I want to call this book: “All about Biochar” because “The Biochar Revolution” collects the results and best practical advice that these entrepreneurs have to offer to the biochar community.

Biochar Books
In the book you will read about the challenges of designing low-emissions biochar production systems from small-scale stoves to farm-scale pyrolyzers. Another section of the book is devoted to explaining simple tests to characterize biochar and methods for conducting valid field trials.

Biopejs said...

Thanks for this informative post about bio fuel that we mostly think that useless. Thanks for showing how to create a source of long lasting fuel source.

Yolk said...

Great post! I don't have a boil time because it is very subjective.
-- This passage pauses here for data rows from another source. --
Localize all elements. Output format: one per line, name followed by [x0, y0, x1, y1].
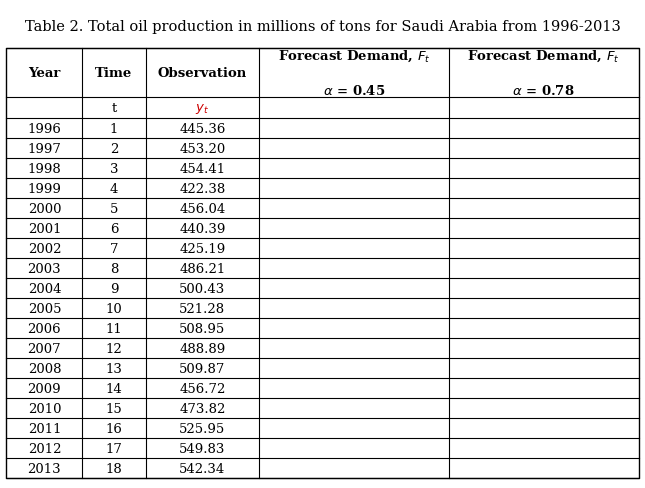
Text: 525.95: 525.95 — [179, 422, 226, 435]
Text: 17: 17 — [106, 442, 123, 455]
Text: 2001: 2001 — [28, 222, 61, 235]
Text: 456.04: 456.04 — [179, 202, 226, 215]
Text: 456.72: 456.72 — [179, 382, 226, 395]
Text: 2009: 2009 — [28, 382, 61, 395]
Text: 5: 5 — [110, 202, 118, 215]
Text: 1998: 1998 — [28, 162, 61, 175]
Text: 2011: 2011 — [28, 422, 61, 435]
Text: 422.38: 422.38 — [179, 182, 226, 195]
Text: 473.82: 473.82 — [179, 402, 226, 415]
Text: 1996: 1996 — [28, 122, 61, 135]
Text: $\alpha$ = 0.45: $\alpha$ = 0.45 — [323, 84, 385, 98]
Text: 2006: 2006 — [28, 322, 61, 335]
Text: 1997: 1997 — [28, 142, 61, 155]
Text: 425.19: 425.19 — [179, 242, 226, 255]
Text: 500.43: 500.43 — [179, 282, 226, 295]
Text: 16: 16 — [106, 422, 123, 435]
Text: Table 2. Total oil production in millions of tons for Saudi Arabia from 1996-201: Table 2. Total oil production in million… — [25, 20, 620, 34]
Text: 454.41: 454.41 — [179, 162, 226, 175]
Text: 488.89: 488.89 — [179, 342, 226, 355]
Text: 486.21: 486.21 — [179, 262, 226, 275]
Text: 14: 14 — [106, 382, 123, 395]
Text: 2004: 2004 — [28, 282, 61, 295]
Text: Forecast Demand, $F_t$: Forecast Demand, $F_t$ — [278, 49, 430, 64]
Text: Time: Time — [95, 67, 132, 80]
Text: 453.20: 453.20 — [179, 142, 226, 155]
Text: 1999: 1999 — [28, 182, 61, 195]
Text: 13: 13 — [106, 362, 123, 375]
Text: 542.34: 542.34 — [179, 462, 226, 475]
Text: 3: 3 — [110, 162, 118, 175]
Text: 18: 18 — [106, 462, 123, 475]
Text: 2: 2 — [110, 142, 118, 155]
Text: t: t — [112, 102, 117, 115]
Text: 8: 8 — [110, 262, 118, 275]
Text: 2000: 2000 — [28, 202, 61, 215]
Text: 445.36: 445.36 — [179, 122, 226, 135]
Text: Year: Year — [28, 67, 61, 80]
Text: 521.28: 521.28 — [179, 302, 226, 315]
Text: Observation: Observation — [158, 67, 247, 80]
Text: 2007: 2007 — [28, 342, 61, 355]
Text: 440.39: 440.39 — [179, 222, 226, 235]
Text: 2002: 2002 — [28, 242, 61, 255]
Text: 2012: 2012 — [28, 442, 61, 455]
Text: 4: 4 — [110, 182, 118, 195]
Text: 549.83: 549.83 — [179, 442, 226, 455]
Text: 10: 10 — [106, 302, 123, 315]
Text: 2010: 2010 — [28, 402, 61, 415]
Text: 509.87: 509.87 — [179, 362, 226, 375]
Text: $\alpha$ = 0.78: $\alpha$ = 0.78 — [513, 84, 575, 98]
Text: 2003: 2003 — [28, 262, 61, 275]
Text: 1: 1 — [110, 122, 118, 135]
Text: 9: 9 — [110, 282, 118, 295]
Text: $y_t$: $y_t$ — [195, 102, 210, 116]
Text: 6: 6 — [110, 222, 118, 235]
Text: 2005: 2005 — [28, 302, 61, 315]
Text: 12: 12 — [106, 342, 123, 355]
Text: 7: 7 — [110, 242, 118, 255]
Text: 2013: 2013 — [28, 462, 61, 475]
Text: 508.95: 508.95 — [179, 322, 226, 335]
Text: Forecast Demand, $F_t$: Forecast Demand, $F_t$ — [468, 49, 620, 64]
Text: 15: 15 — [106, 402, 123, 415]
Text: 2008: 2008 — [28, 362, 61, 375]
Text: 11: 11 — [106, 322, 123, 335]
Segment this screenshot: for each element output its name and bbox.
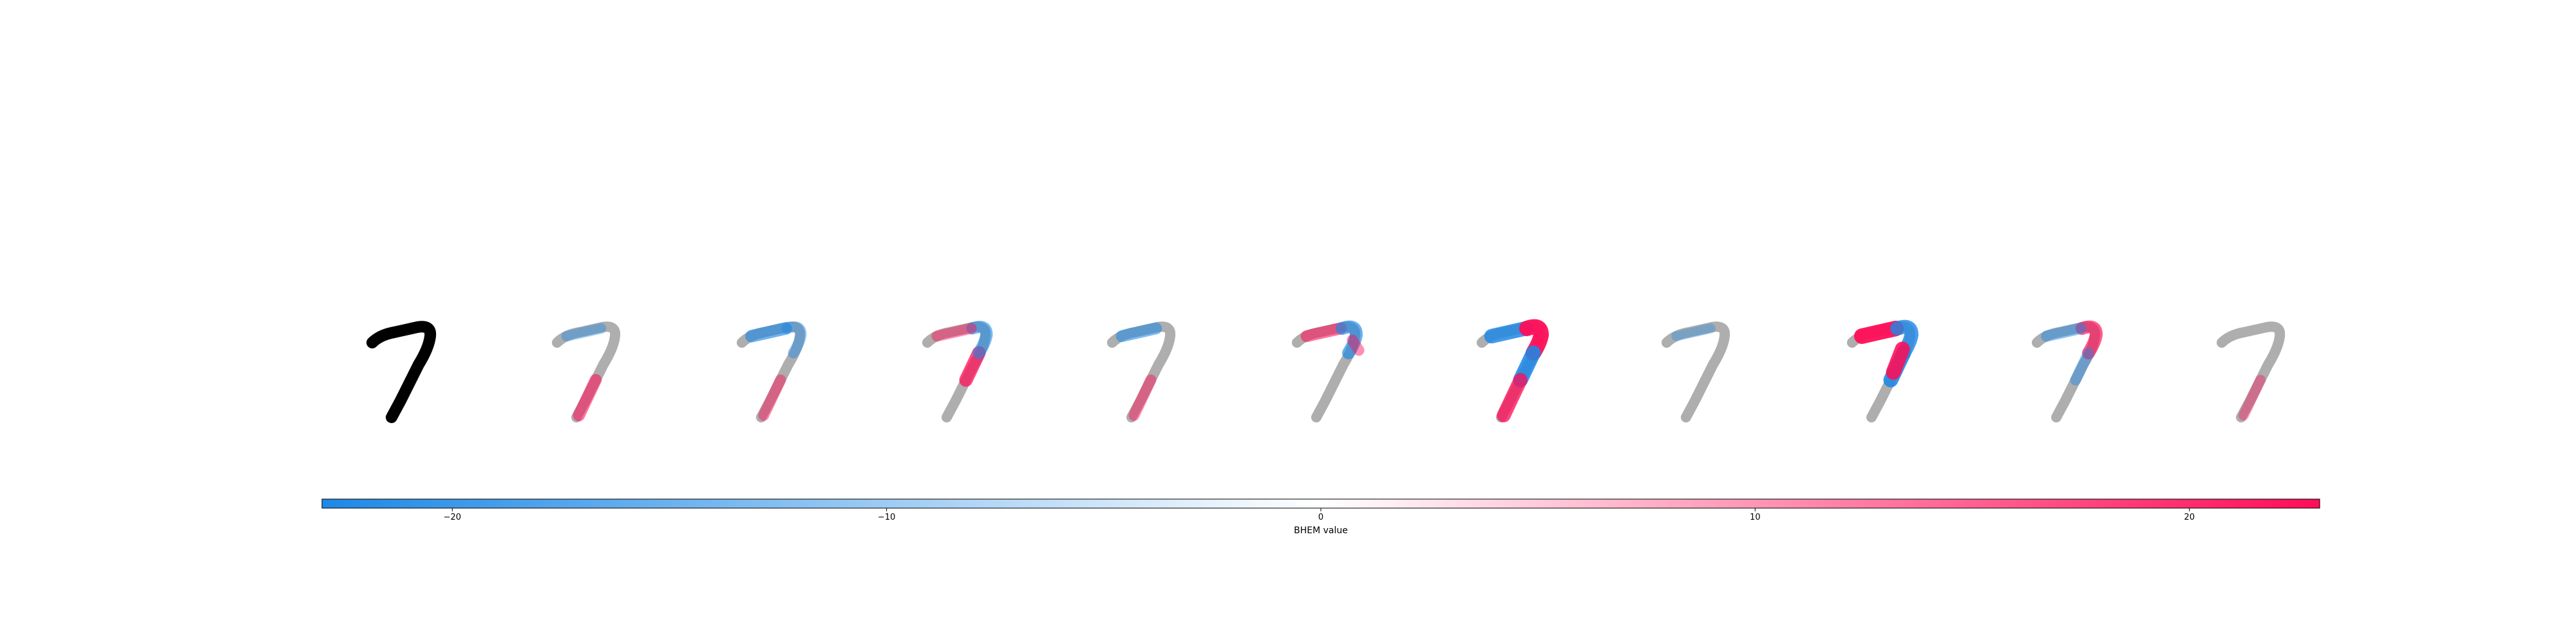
digit-gray-stroke (2217, 321, 2286, 422)
digit-svg (1106, 321, 1175, 422)
attribution-image (2196, 303, 2299, 431)
negative-attribution-region (1336, 320, 1363, 359)
positive-attribution-region (1886, 341, 1910, 380)
digit-svg (1662, 321, 1730, 422)
positive-attribution-region (931, 323, 977, 342)
digit-gray-stroke (552, 321, 621, 422)
attribution-image (1641, 303, 1744, 431)
attribution-image (1826, 303, 1929, 431)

Starting a fire suitable for boiling water is quite a bit different than just starting a fire.

Erich J. Knight said...

Clean Biomass cooking is no small thing.


The World Bank Study;
Biochar Systems for Smallholders in Developing Countries:
Leveraging Current Knowledge and Exploring Future Potential for Climate-Smart Agriculture
http://fb.me/38njVu2qz

has very exacting analysis of biomass usage & sources, energy & emissions.
Also for Onion farmers in Senegal and Peanut farmers in Vietnam.

A simple extrapolation made from the Kenya cook stove study, assuming 250M
TLUDs, (Top-Lite Up Draft) Cook Stoves for the roughly 1 billion folks world wide now using open burning.
A TLUD per Household of 4, producing 0.52 tons char/Household/yr, X 250M = 130 Mt Char/yr
Showing sequestration of 130 Million tons of Biochar per year, could be achieved just from cooking.
In terms of CO2e, these 250M Households reduce 825M Tons of CO2e annually.

The cascading pulmonary health benefits for woman & children is the very thick icing on this nearly 1/2 GtC Soil Carbon Cake.